Writer/director Andrew Niccol’s plodding Logan’s Run-meets-Bonnie and Clyde pastiche takes its vacuous emoting and C-grade plotting very seriously, but the whole thing ultimately becomes nothing more than a dumbed down, tarted-up riff on his earlier film Gattaca (1997).

Drawing from an okay sci-fi premise, In Time is set in a near-future/alternate-reality defined by slick retro-stylings and populated by people who talk in stupid sound grabs. In this world, time is money, but also much more. On our wrists are time-coded displays (how they get there is never fully explained) that indicate the minutes we have left to live; everything from a cup of coffee (4 minutes) to a bus ride (2 hours) to a sports car (59 years) is deducted from your life span. The overseers of this world are the greedy folks who rort the system and live for centuries yet appear to be only 25 years old. (Why their bodies don’t age...again, is never fully explained.) Niccol strives to build a metaphorical bridge between these immoral leeches and the real-world corporate hoods that brought about the GFC, but the device manages to be all-at-once blazingly obvious, thoroughly underdeveloped and clumsily overplayed.

Striving to rise above it all is bad-boy-made-good Will (a miscast Justin Timberlake), a blue-collar dude who inherits a century’s worth of time credits from idiot rich-guy existentialist, Henry Hamilton (Matt Bomer).
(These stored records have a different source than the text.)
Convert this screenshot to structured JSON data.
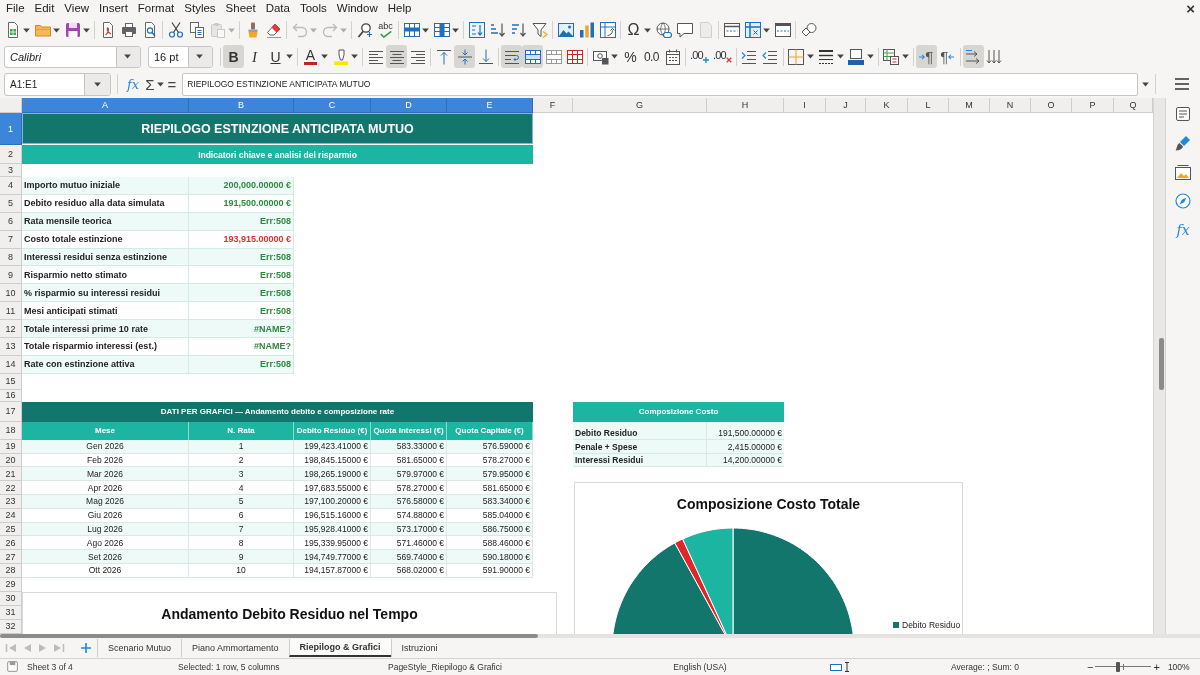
{
  "menu": {
    "items": [
      "File",
      "Edit",
      "View",
      "Insert",
      "Format",
      "Styles",
      "Sheet",
      "Data",
      "Tools",
      "Window",
      "Help"
    ],
    "close": "×"
  },
  "standard_toolbar": {
    "groups": [
      [
        {
          "kind": "new",
          "dropdown": true,
          "disabled": false
        },
        {
          "kind": "open",
          "dropdown": true,
          "disabled": false
        },
        {
          "kind": "save",
          "dropdown": true,
          "disabled": false
        }
      ],
      [
        {
          "kind": "pdf",
          "dropdown": false,
          "disabled": false
        },
        {
          "kind": "print",
          "dropdown": false,
          "disabled": false
        },
        {
          "kind": "preview",
          "dropdown": false,
          "disabled": false
        }
      ],
      [
        {
          "kind": "cut",
          "dropdown": false,
          "disabled": false
        },
        {
          "kind": "copy",
          "dropdown": false,
          "disabled": false
        },
        {
          "kind": "paste",
          "dropdown": true,
          "disabled": true
        }
      ],
      [
        {
          "kind": "clone",
          "dropdown": false,
          "disabled": false
        },
        {
          "kind": "clear",
          "dropdown": false,
          "disabled": false
        }
      ],
      [
        {
          "kind": "undo",
          "dropdown": true,
          "disabled": true
        },
        {
          "kind": "redo",
          "dropdown": true,
          "disabled": true
        }
      ],
      [
        {
          "kind": "find",
          "dropdown": false,
          "disabled": false
        },
        {
          "kind": "spell",
          "glyph": "abc",
          "dropdown": false,
          "disabled": false
        }
      ],
      [
        {
          "kind": "rows",
          "dropdown": true,
          "disabled": false
        },
        {
          "kind": "columns",
          "dropdown": true,
          "disabled": false
        }
      ],
      [
        {
          "kind": "sort",
          "dropdown": false,
          "disabled": false
        },
        {
          "kind": "sortasc",
          "dropdown": false,
          "disabled": false
        },
        {
          "kind": "sortdesc",
          "dropdown": false,
          "disabled": false
        },
        {
          "kind": "filter",
          "dropdown": false,
          "disabled": false
        }
      ],
      [
        {
          "kind": "image",
          "dropdown": false,
          "disabled": false
        },
        {
          "kind": "chart",
          "dropdown": false,
          "disabled": false
        },
        {
          "kind": "pivot",
          "dropdown": false,
          "disabled": false
        }
      ],
      [
        {
          "kind": "special",
          "glyph": "Ω",
          "dropdown": true,
          "disabled": false
        },
        {
          "kind": "link",
          "dropdown": false,
          "disabled": false
        },
        {
          "kind": "comment",
          "dropdown": false,
          "disabled": false
        },
        {
          "kind": "headerfooter",
          "dropdown": false,
          "disabled": true
        }
      ],
      [
        {
          "kind": "printarea",
          "dropdown": false,
          "disabled": false
        },
        {
          "kind": "freeze",
          "dropdown": true,
          "disabled": false
        },
        {
          "kind": "split",
          "dropdown": false,
          "disabled": false
        }
      ],
      [
        {
          "kind": "draw",
          "dropdown": false,
          "disabled": false
        }
      ]
    ]
  },
  "format_toolbar": {
    "font_name": "Calibri",
    "font_size": "16 pt",
    "groups": [
      [
        {
          "kind": "bold",
          "glyph": "B",
          "dropdown": false,
          "pressed": true
        },
        {
          "kind": "italic",
          "glyph": "I",
          "dropdown": false,
          "pressed": false
        },
        {
          "kind": "underline",
          "glyph": "U",
          "dropdown": true,
          "pressed": false
        }
      ],
      [
        {
          "kind": "fontcolor",
          "glyph": "A",
          "dropdown": true,
          "pressed": false
        },
        {
          "kind": "highlight",
          "dropdown": true,
          "pressed": false
        }
      ],
      [
        {
          "kind": "alignleft",
          "dropdown": false,
          "pressed": false
        },
        {
          "kind": "aligncenter",
          "dropdown": false,
          "pressed": true
        },
        {
          "kind": "alignright",
          "dropdown": false,
          "pressed": false
        }
      ],
      [
        {
          "kind": "aligntop",
          "dropdown": false,
          "pressed": false
        },
        {
          "kind": "alignmiddle",
          "dropdown": false,
          "pressed": true
        },
        {
          "kind": "alignbottom",
          "dropdown": false,
          "pressed": false
        }
      ],
      [
        {
          "kind": "wrap",
          "dropdown": false,
          "pressed": true
        },
        {
          "kind": "mergecenter",
          "dropdown": false,
          "pressed": true
        },
        {
          "kind": "merge",
          "dropdown": false,
          "pressed": false
        },
        {
          "kind": "unmerge",
          "dropdown": false,
          "pressed": false
        }
      ],
      [
        {
          "kind": "currency",
          "dropdown": true,
          "pressed": false
        },
        {
          "kind": "percent",
          "glyph": "%",
          "dropdown": false,
          "pressed": false
        },
        {
          "kind": "standard",
          "glyph": "0.0",
          "dropdown": false,
          "pressed": false
        },
        {
          "kind": "date",
          "dropdown": false,
          "pressed": false
        }
      ],
      [
        {
          "kind": "adddecimal",
          "glyph": ".00",
          "dropdown": false,
          "pressed": false
        },
        {
          "kind": "deletedecimal",
          "glyph": ".00",
          "dropdown": false,
          "pressed": false
        }
      ],
      [
        {
          "kind": "indent",
          "dropdown": false,
          "pressed": false
        },
        {
          "kind": "outdent",
          "dropdown": false,
          "pressed": false
        }
      ],
      [
        {
          "kind": "borders",
          "dropdown": true,
          "pressed": false
        },
        {
          "kind": "borderstyle",
          "dropdown": true,
          "pressed": false
        },
        {
          "kind": "bordercolor",
          "dropdown": true,
          "pressed": false
        }
      ],
      [
        {
          "kind": "conditional",
          "dropdown": true,
          "pressed": false
        }
      ],
      [
        {
          "kind": "ltr",
          "glyph": "¶",
          "dropdown": false,
          "pressed": true
        },
        {
          "kind": "rtl",
          "glyph": "¶",
          "dropdown": false,
          "pressed": false
        }
      ],
      [
        {
          "kind": "textltr",
          "dropdown": false,
          "pressed": true
        },
        {
          "kind": "texttb",
          "dropdown": false,
          "pressed": false
        }
      ]
    ]
  },
  "formula_bar": {
    "cell_reference": "A1:E1",
    "function_wizard": "fx",
    "sum": "Σ",
    "formula": "=",
    "content": "RIEPILOGO ESTINZIONE ANTICIPATA MUTUO"
  },
  "sheet": {
    "columns": [
      {
        "label": "A",
        "selected": true
      },
      {
        "label": "B",
        "selected": true
      },
      {
        "label": "C",
        "selected": true
      },
      {
        "label": "D",
        "selected": true
      },
      {
        "label": "E",
        "selected": true
      },
      {
        "label": "F",
        "selected": false
      },
      {
        "label": "G",
        "selected": false
      },
      {
        "label": "H",
        "selected": false
      },
      {
        "label": "I",
        "selected": false
      },
      {
        "label": "J",
        "selected": false
      },
      {
        "label": "K",
        "selected": false
      },
      {
        "label": "L",
        "selected": false
      },
      {
        "label": "M",
        "selected": false
      },
      {
        "label": "N",
        "selected": false
      },
      {
        "label": "O",
        "selected": false
      },
      {
        "label": "P",
        "selected": false
      },
      {
        "label": "Q",
        "selected": false
      }
    ],
    "rows": [
      {
        "label": "1",
        "selected": true
      },
      {
        "label": "2",
        "selected": false
      },
      {
        "label": "3",
        "selected": false
      },
      {
        "label": "4",
        "selected": false
      },
      {
        "label": "5",
        "selected": false
      },
      {
        "label": "6",
        "selected": false
      },
      {
        "label": "7",
        "selected": false
      },
      {
        "label": "8",
        "selected": false
      },
      {
        "label": "9",
        "selected": false
      },
      {
        "label": "10",
        "selected": false
      },
      {
        "label": "11",
        "selected": false
      },
      {
        "label": "12",
        "selected": false
      },
      {
        "label": "13",
        "selected": false
      },
      {
        "label": "14",
        "selected": false
      },
      {
        "label": "15",
        "selected": false
      },
      {
        "label": "16",
        "selected": false
      },
      {
        "label": "17",
        "selected": false
      },
      {
        "label": "18",
        "selected": false
      },
      {
        "label": "19",
        "selected": false
      },
      {
        "label": "20",
        "selected": false
      },
      {
        "label": "21",
        "selected": false
      },
      {
        "label": "22",
        "selected": false
      },
      {
        "label": "23",
        "selected": false
      },
      {
        "label": "24",
        "selected": false
      },
      {
        "label": "25",
        "selected": false
      },
      {
        "label": "26",
        "selected": false
      },
      {
        "label": "27",
        "selected": false
      },
      {
        "label": "28",
        "selected": false
      },
      {
        "label": "29",
        "selected": false
      },
      {
        "label": "30",
        "selected": false
      },
      {
        "label": "31",
        "selected": false
      },
      {
        "label": "32",
        "selected": false
      }
    ],
    "title": "RIEPILOGO ESTINZIONE ANTICIPATA MUTUO",
    "subtitle": "Indicatori chiave e analisi del risparmio",
    "summary": [
      {
        "label": "Importo mutuo iniziale",
        "value": "200,000.00000 €",
        "color": "#2b8a3e"
      },
      {
        "label": "Debito residuo alla data simulata",
        "value": "191,500.00000 €",
        "color": "#2b8a3e"
      },
      {
        "label": "Rata mensile teorica",
        "value": "Err:508",
        "color": "#2b8a3e"
      },
      {
        "label": "Costo totale estinzione",
        "value": "193,915.00000 €",
        "color": "#d9302c"
      },
      {
        "label": "Interessi residui senza estinzione",
        "value": "Err:508",
        "color": "#2b8a3e"
      },
      {
        "label": "Risparmio netto stimato",
        "value": "Err:508",
        "color": "#2b8a3e"
      },
      {
        "label": "% risparmio su interessi residui",
        "value": "Err:508",
        "color": "#2b8a3e"
      },
      {
        "label": "Mesi anticipati stimati",
        "value": "Err:508",
        "color": "#2b8a3e"
      },
      {
        "label": "Totale interessi prime 10 rate",
        "value": "#NAME?",
        "color": "#2b8a3e"
      },
      {
        "label": "Totale risparmio interessi (est.)",
        "value": "#NAME?",
        "color": "#2b8a3e"
      },
      {
        "label": "Rate con estinzione attiva",
        "value": "Err:508",
        "color": "#2b8a3e"
      }
    ],
    "chart_table": {
      "title": "DATI PER GRAFICI — Andamento debito e composizione rate",
      "columns": [
        "Mese",
        "N. Rata",
        "Debito Residuo (€)",
        "Quota Interessi (€)",
        "Quota Capitale (€)"
      ],
      "rows": [
        [
          "Gen 2026",
          "1",
          "199,423.41000 €",
          "583.33000 €",
          "576.59000 €"
        ],
        [
          "Feb 2026",
          "2",
          "198,845.15000 €",
          "581.65000 €",
          "578.27000 €"
        ],
        [
          "Mar 2026",
          "3",
          "198,265.19000 €",
          "579.97000 €",
          "579.95000 €"
        ],
        [
          "Apr 2026",
          "4",
          "197,683.55000 €",
          "578.27000 €",
          "581.65000 €"
        ],
        [
          "Mag 2026",
          "5",
          "197,100.20000 €",
          "576.58000 €",
          "583.34000 €"
        ],
        [
          "Giu 2026",
          "6",
          "196,515.16000 €",
          "574.88000 €",
          "585.04000 €"
        ],
        [
          "Lug 2026",
          "7",
          "195,928.41000 €",
          "573.17000 €",
          "586.75000 €"
        ],
        [
          "Ago 2026",
          "8",
          "195,339.95000 €",
          "571.46000 €",
          "588.46000 €"
        ],
        [
          "Set 2026",
          "9",
          "194,749.77000 €",
          "569.74000 €",
          "590.18000 €"
        ],
        [
          "Ott 2026",
          "10",
          "194,157.87000 €",
          "568.02000 €",
          "591.90000 €"
        ]
      ]
    },
    "cost_table": {
      "title": "Composizione Costo",
      "rows": [
        {
          "label": "Debito Residuo",
          "value": "191,500.00000 €"
        },
        {
          "label": "Penale + Spese",
          "value": "2,415.00000 €"
        },
        {
          "label": "Interessi Residui",
          "value": "14,200.00000 €"
        }
      ]
    },
    "line_chart": {
      "title": "Andamento Debito Residuo nel Tempo"
    },
    "pie_chart": {
      "title": "Composizione Costo Totale",
      "legend": [
        {
          "label": "Debito Residuo",
          "color": "#13766c"
        }
      ]
    }
  },
  "sidebar": [
    {
      "kind": "properties"
    },
    {
      "kind": "styles"
    },
    {
      "kind": "gallery"
    },
    {
      "kind": "navigator"
    },
    {
      "kind": "functions",
      "glyph": "fx"
    }
  ],
  "sheet_navigation": {
    "disabled": true
  },
  "sheet_tabs": [
    {
      "label": "Scenario Mutuo",
      "selected": false
    },
    {
      "label": "Piano Ammortamento",
      "selected": false
    },
    {
      "label": "Riepilogo & Grafici",
      "selected": true
    },
    {
      "label": "Istruzioni",
      "selected": false
    }
  ],
  "status_bar": {
    "sheet": "Sheet 3 of 4",
    "selection": "Selected: 1 row, 5 columns",
    "page_style": "PageStyle_Riepilogo & Grafici",
    "language": "English (USA)",
    "summary": "Average: ; Sum: 0",
    "zoom_out": "−",
    "zoom": {
      "level": 0.4
    },
    "zoom_in": "+",
    "zoom_percent": "100%"
  }
}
Though Bomer tries hard, his preposterous character goes from boasting about his time-stash in a seedy bar in order to score a threesome, to offering his life to Will, after just one blokey bonding moment. It’s not the first, and certainly not the last, instance of the ridiculous storyline trying to shoehorn in some manufactured logic.

As one does when flushed with currency, Will heads uptown, ultimately infiltrating ‘New Greenwich’, the home of the ultra-wealthy and ruled by time tycoon, Phillipe Weis (Mad Men’s Vincent Kartheiser, awful). Soon, Will has taken up with Weis’ daughter Sylvia (Amanda Seyfried, completely lost in her thankless role), fled from ‘time-keeper’ Raymond (Cillian Murphy, the only cast member who convinces) and disrupts the ‘financial’ system as if it were as easy as restarting your laptop.

Filled with cornball time-related puns and groaning genre tropes, it’s inconceivable that the script for this camp mess came from the mind of the New Zealand-born talent who constructed the thoroughly convincing Gattaca, wrote the Oscar-nominated script for The Truman Show (1998) and made the best unwatched movie of 2005, Nicholas Cage’s The Lord of War. Here, numerous scenes outplay their functionality, pacing seems superfluous to the production, and even the simplest staging of key moments is terrible. (In one instance that amused preview patrons, Will and Sylvia fail to notice a gun-wielding Raymond running towards them on a straight road… until he is five feet in front of them.)

Much like the visual aesthetic he applied to Gattaca, Niccol’s film-world is heavily influenced by ‘50s design: couches, cars, collars and colours all reflect the period and it looks nice. But in light of the film’s other failings the question is “Why?” In Time seems to exist solely to gloat about its own shallowness; its very being appears only to pair two hot stars in a potential crowd-pleaser. One predicts its fate will be as the butt of jokes about grand Hollywood misfires... in time.